Areas of Interest

Research Interests

Regulatory Mechanisms and (Patho) physiological Functions of Mammalian Circadian Clocks

In response to daily environmental changes imposed by Earth’s rotation, almost all species, ranging from cyanobacteria to humans, have evolved physiological and behavioral rhythms, called circadian rhythms. Circadian rhythms are not passive responses to environmental changes; rather, they are driven by an active clock system, capable of anticipating changes and coordinating tissue specific function and generating systemic output responses. The harmony between our intrinsic biological timing and the daily environmental oscillation is critical to physiological well-being; conversely, disrupted circadian rhythms have been shown to cause or increase the risk of various chronic diseases. In our lab, we focus on delineating fundamental cellular mechanisms in circadian rhythms and also deciphering physiological and pathological roles of the clock. Our long-term goal is to translate such fundamental mechanistic knowledge into new drug targets and therapeutic strategies for improved prevention and treatment of chronic diseases.

Yoo Graphic

Figure 1. Comparison of real-time bioluminescence analysis of circadian expression of Per2::Luc and Per2::LucSV. Left panels: representative bioluminescence traces. Right panels: periods from individual replicates.

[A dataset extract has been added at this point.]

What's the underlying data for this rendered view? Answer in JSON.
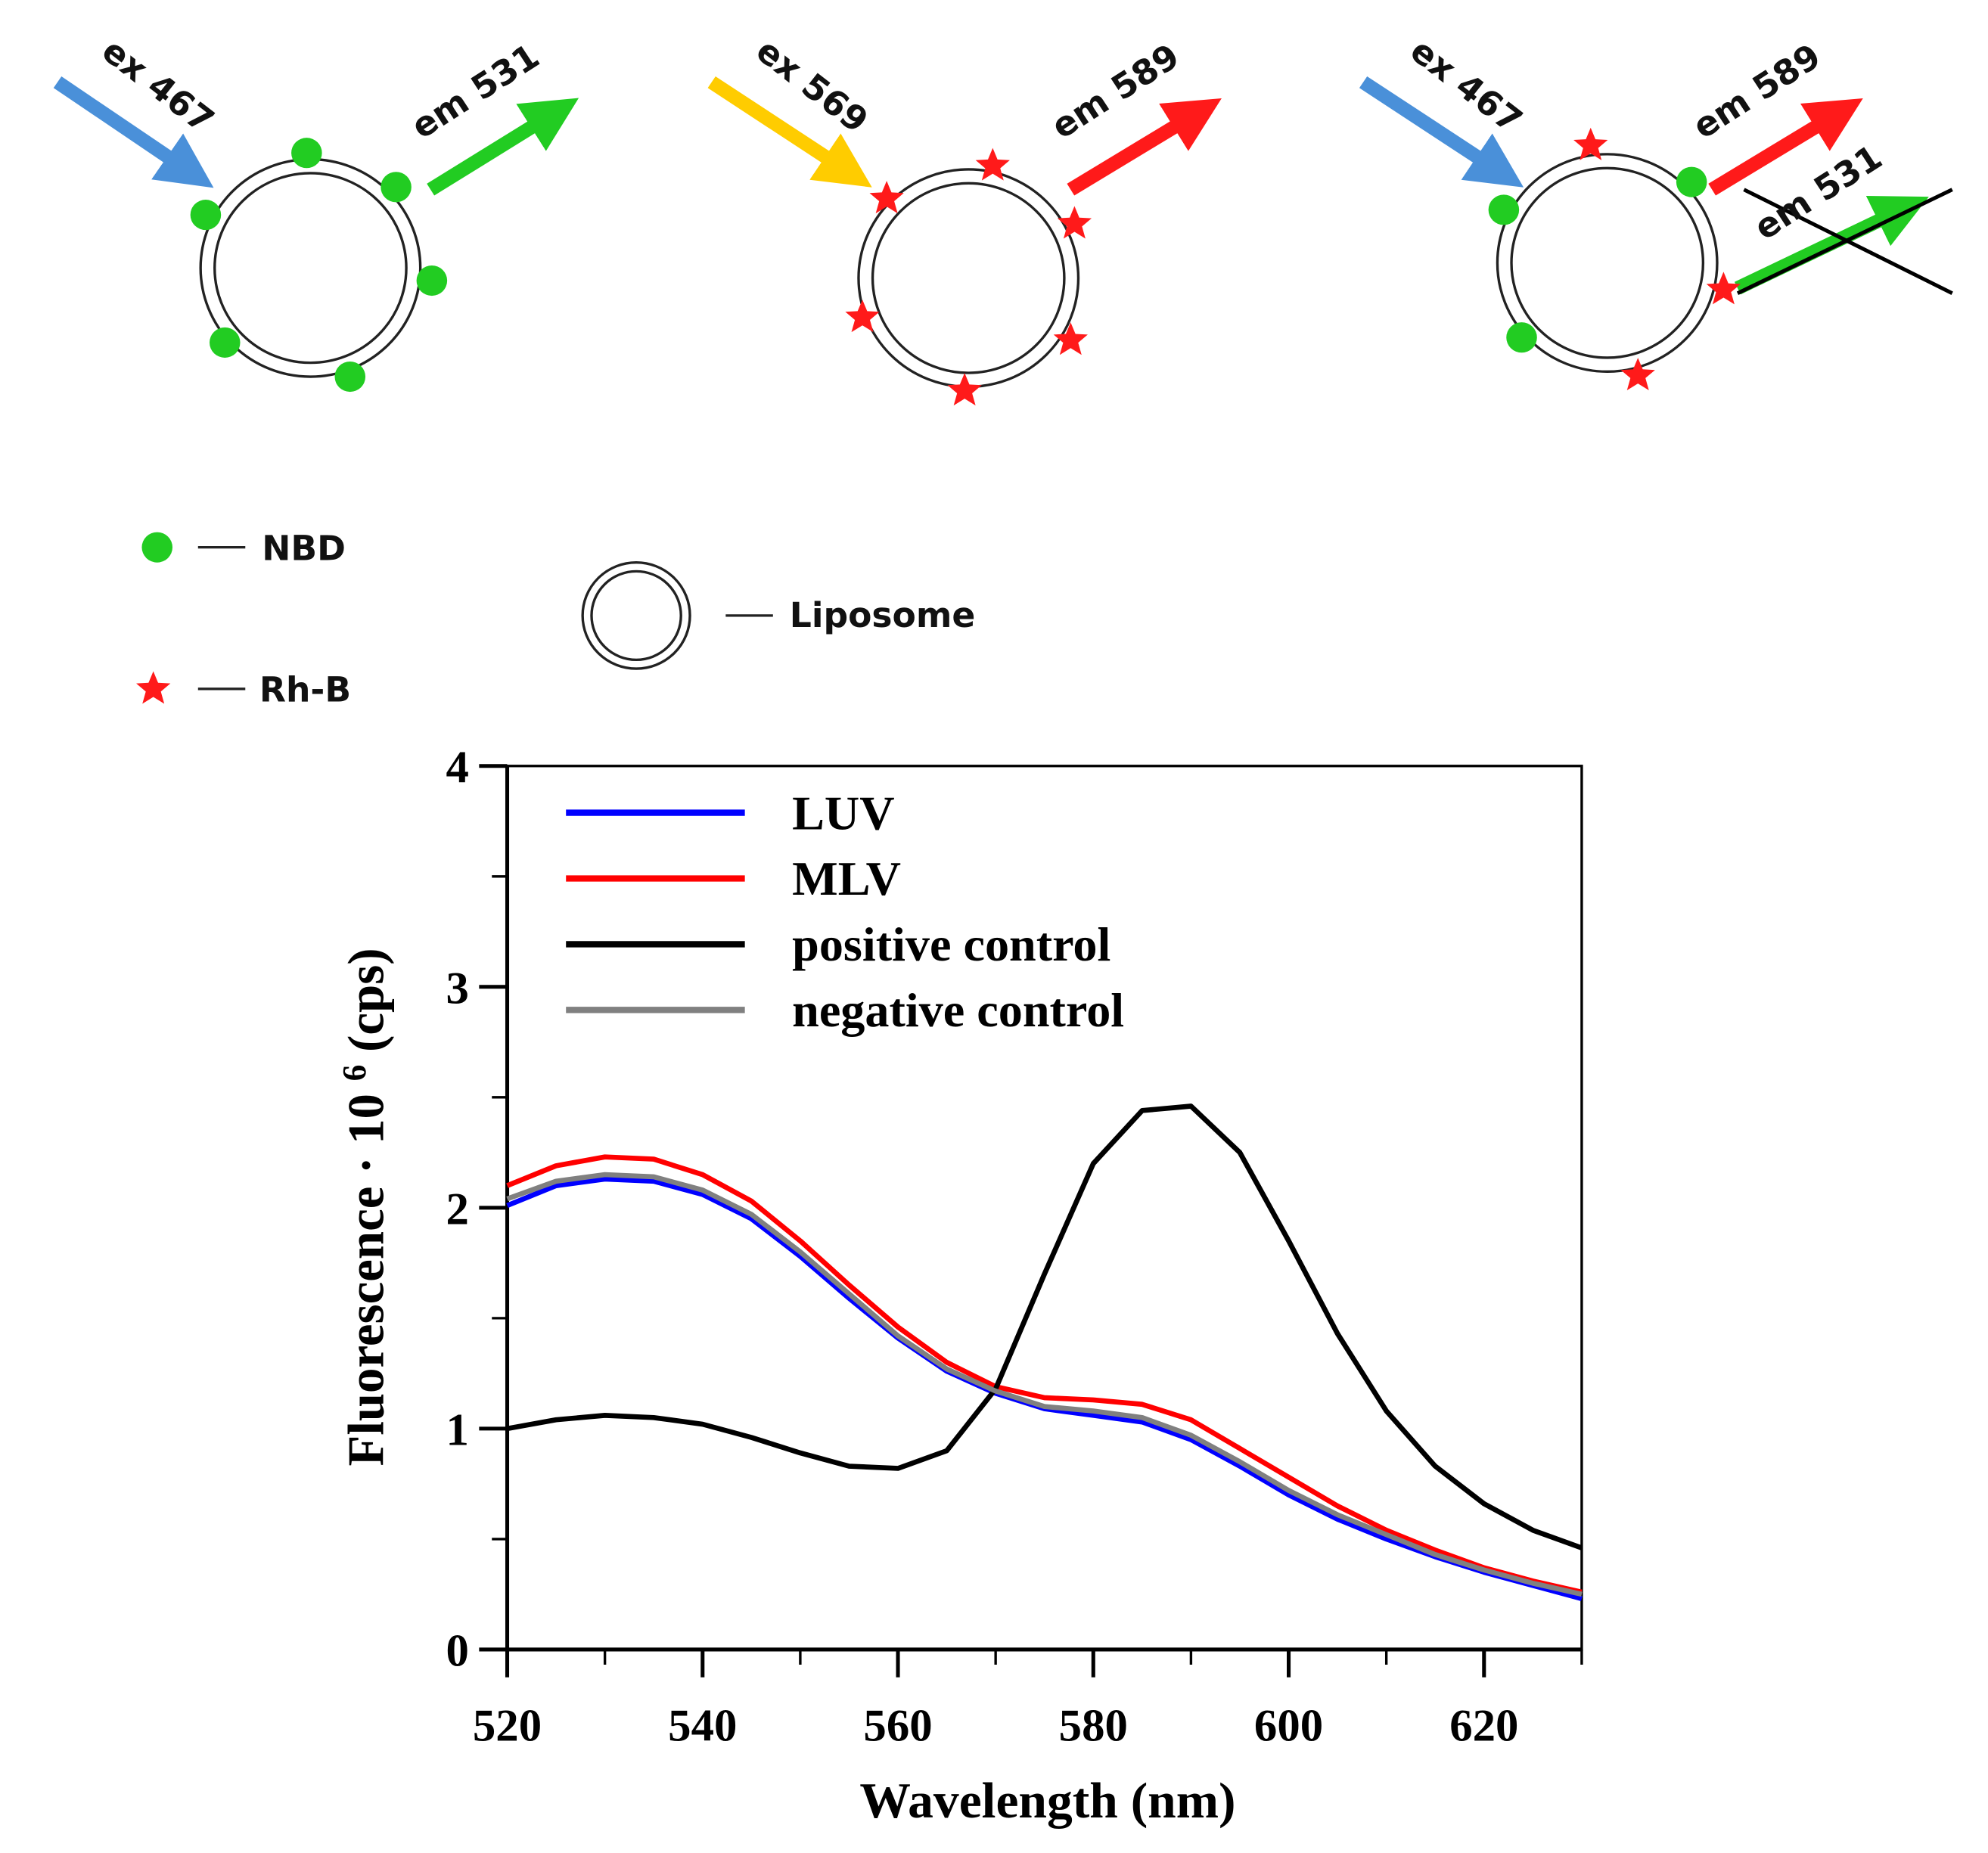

Currently, our lab are pursuing several projects, using an integrative approach combining mouse models with molecular and cellular mechanistic studies. In one project, we investigate the role of miRNAs in circadian clock regulation using a second-generation circadian reporter mouse line Per2::LucSV (Figure 1), with a particular focus on the mechanistic relationship between clock robustness and metabolic health. In another project, we investigate the role of a circadian E3 ligase in heart failure induced skeletal muscle atrophy using a novel mouse model. Finally, we continue to pursue cloning of novel circadian clock mutants recently identified by a recessive mouse genetic screen.

Yoo Graphic 2

Figure 2. Circadian clock periodicity is governed by two paralogous F-box proteins FBXL3 and FBXL21. These two E3 ligases regulate levels of the circadian components CRY through a balance of protein degradation and stabilization. FBXL21 plays a dual role: protecting CRY from FBXL3 degradation in the nucleus and promoting CRY degradation within the cytoplasm. (Yoo et al., Cell 2013).

Selected Publications

Yoo SH, Yamazaki S, Lowrey PL, Shimomura K, Ko CH, Buhr ED, Siepka SM, Hong HK, Oh WJ, Yoo OJ, Menaker M, Takahashi JS. 2004. PERIOD2::LUCIFERASE real-time reporting of circadian dynamics reveals persistent circadian oscillations in mouse peripheral tissues. Proc Natl Acad Sci USA. 101(15):5339-46.

Yoo SH, Mohawk JA, Siepka SM, Shan Y, Huh SK, Hong HK, Kornblum I, Kumar V, Koike N, Xu M, Nussbaum J, Liu X, Chen Z, Chen ZJ, Green CB, Takahashi JS. 2013. Competing E3 ubiquitin ligases govern circadian periodicity by degradation of CRY in nucleus and cytoplasm. Cell. 152(5):1091-1105.

He B, Nohara K, Park N, Park YS, Guillory B, Zhao Z, Garcia JM, Koike N, Lee CC, Takahashi JS, Yoo SH, Chen Z. 2016. The small molecule Nobiletin targets the molecular oscillator to enhance circadian rhythms and protect against metabolic syndrome. Cell Metabolism. 23: 610-21.